Cuddling with a bearded dragon can end up being a belly growth experience.
The Centers for Disease Control and Prevention on Tuesday released information suggesting that a recent outbreak of salmonella in 25 states it appears to be associated with people who came close to one of the lizards.
More than 44 people have become ill from the virus in the last 12 months and 15 of these people required hospitalization, according to CDC data. HHealth officials interviewed 33 infected people, and 21 said they owned or had touched a bearded dragon and their supplies.
In November, a sample taken from a patient’s bearded dragon revealed a salmonella strain that was closely related to what has been seen in human infections.

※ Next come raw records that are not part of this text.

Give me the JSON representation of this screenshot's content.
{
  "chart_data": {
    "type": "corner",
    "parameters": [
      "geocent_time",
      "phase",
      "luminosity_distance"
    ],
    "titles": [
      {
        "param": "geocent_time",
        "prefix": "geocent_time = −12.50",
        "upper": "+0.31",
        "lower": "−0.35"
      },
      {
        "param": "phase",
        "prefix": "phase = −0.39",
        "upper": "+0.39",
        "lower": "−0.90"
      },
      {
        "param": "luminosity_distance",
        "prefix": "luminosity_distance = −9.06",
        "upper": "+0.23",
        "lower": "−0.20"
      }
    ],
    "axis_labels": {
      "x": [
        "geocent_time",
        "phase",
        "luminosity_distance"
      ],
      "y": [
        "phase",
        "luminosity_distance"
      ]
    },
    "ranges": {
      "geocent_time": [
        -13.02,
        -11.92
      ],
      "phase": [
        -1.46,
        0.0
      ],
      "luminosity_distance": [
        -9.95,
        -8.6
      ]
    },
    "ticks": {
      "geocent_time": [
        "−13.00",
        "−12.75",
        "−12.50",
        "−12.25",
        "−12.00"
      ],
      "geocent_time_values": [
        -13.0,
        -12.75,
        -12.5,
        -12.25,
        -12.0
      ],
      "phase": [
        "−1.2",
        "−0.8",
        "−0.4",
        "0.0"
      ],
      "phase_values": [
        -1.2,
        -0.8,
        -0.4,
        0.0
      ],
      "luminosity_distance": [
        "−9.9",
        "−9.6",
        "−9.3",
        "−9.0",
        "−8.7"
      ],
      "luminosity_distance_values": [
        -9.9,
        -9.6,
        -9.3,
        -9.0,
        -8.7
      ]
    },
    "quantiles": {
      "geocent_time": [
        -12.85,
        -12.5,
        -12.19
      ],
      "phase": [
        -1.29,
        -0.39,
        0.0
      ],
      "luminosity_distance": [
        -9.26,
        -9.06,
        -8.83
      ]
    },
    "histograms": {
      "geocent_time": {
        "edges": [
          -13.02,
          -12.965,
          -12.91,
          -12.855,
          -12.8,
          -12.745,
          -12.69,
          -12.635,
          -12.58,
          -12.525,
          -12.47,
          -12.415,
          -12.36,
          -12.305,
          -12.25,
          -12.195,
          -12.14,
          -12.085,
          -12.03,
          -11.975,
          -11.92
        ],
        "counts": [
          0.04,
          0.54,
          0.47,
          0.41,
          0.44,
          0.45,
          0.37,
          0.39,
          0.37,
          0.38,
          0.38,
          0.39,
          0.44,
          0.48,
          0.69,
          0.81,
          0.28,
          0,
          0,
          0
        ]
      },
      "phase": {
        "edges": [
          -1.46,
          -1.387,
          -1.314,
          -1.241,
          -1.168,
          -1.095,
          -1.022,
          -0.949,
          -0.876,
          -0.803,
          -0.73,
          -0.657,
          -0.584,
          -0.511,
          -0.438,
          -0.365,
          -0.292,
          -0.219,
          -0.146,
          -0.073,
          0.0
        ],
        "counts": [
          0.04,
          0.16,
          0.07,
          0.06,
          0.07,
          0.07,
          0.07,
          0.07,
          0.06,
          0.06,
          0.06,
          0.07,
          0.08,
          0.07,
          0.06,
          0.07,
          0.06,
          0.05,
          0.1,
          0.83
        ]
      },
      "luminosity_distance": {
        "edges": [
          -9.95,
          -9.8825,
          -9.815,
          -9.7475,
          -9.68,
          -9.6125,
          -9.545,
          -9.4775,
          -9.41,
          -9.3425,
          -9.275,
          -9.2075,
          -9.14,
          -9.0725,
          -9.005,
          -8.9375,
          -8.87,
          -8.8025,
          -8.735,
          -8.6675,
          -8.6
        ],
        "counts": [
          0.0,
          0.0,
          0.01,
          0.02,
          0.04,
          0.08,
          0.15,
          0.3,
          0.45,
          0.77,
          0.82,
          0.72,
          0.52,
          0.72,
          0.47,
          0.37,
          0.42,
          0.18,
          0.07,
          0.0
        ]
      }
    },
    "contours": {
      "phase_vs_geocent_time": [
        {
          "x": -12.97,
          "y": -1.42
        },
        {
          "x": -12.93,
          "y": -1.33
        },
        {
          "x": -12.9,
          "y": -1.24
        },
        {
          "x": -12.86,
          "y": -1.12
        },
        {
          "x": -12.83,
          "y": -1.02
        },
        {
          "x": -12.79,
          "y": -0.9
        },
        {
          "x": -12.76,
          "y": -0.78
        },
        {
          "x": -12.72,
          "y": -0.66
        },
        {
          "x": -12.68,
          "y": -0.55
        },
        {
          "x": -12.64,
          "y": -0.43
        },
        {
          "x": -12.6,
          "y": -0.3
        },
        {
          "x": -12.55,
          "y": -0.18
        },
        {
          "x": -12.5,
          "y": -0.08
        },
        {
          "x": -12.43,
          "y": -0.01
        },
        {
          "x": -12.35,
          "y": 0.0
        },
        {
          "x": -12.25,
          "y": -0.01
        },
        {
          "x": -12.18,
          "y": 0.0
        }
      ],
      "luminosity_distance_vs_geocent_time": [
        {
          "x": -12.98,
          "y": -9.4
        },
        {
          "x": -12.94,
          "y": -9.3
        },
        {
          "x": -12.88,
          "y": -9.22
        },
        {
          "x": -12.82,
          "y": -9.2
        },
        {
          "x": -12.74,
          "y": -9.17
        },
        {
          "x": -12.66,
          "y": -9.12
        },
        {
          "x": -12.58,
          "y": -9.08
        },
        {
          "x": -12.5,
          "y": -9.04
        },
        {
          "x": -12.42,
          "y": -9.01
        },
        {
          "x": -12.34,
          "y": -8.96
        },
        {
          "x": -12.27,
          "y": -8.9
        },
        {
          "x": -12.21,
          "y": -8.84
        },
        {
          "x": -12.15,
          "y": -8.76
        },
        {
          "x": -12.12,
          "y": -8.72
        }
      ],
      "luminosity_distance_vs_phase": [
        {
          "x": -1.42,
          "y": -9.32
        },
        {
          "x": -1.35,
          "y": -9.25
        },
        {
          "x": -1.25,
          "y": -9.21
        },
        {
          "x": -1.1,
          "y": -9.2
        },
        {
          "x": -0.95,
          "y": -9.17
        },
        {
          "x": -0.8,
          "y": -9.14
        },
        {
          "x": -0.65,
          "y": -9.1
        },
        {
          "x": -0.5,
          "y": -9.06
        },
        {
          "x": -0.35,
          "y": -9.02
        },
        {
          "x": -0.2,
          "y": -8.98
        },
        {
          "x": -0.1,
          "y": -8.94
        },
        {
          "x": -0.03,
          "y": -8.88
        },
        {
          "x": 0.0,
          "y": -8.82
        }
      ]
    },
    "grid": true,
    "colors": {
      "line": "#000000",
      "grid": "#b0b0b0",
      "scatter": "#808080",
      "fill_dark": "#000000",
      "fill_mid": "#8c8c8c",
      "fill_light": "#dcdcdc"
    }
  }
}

Association of Reptiles and Amphibians noted that most reptiles carry salmonella bacteria in their intestinal tract and that humans can become infected when they lay their hands on objects that have been in contact with the reptiles’ feces or in their mouths.
As a result, the CDC has released a list of guidelines to prevent further proliferation, including:
- Wash your hands immediately after touching or feeding a bearded dragon.
- Do not kiss or cuddle a bearded dragon or eat or drink around it.
- Do not clean your bearded dragon supplies inside the house or near other areas where food is being eaten or cooked.
The CDC also suggests avoiding having bearded dragons in homes with children under 5, adults over 65 or people with weakened immune systems.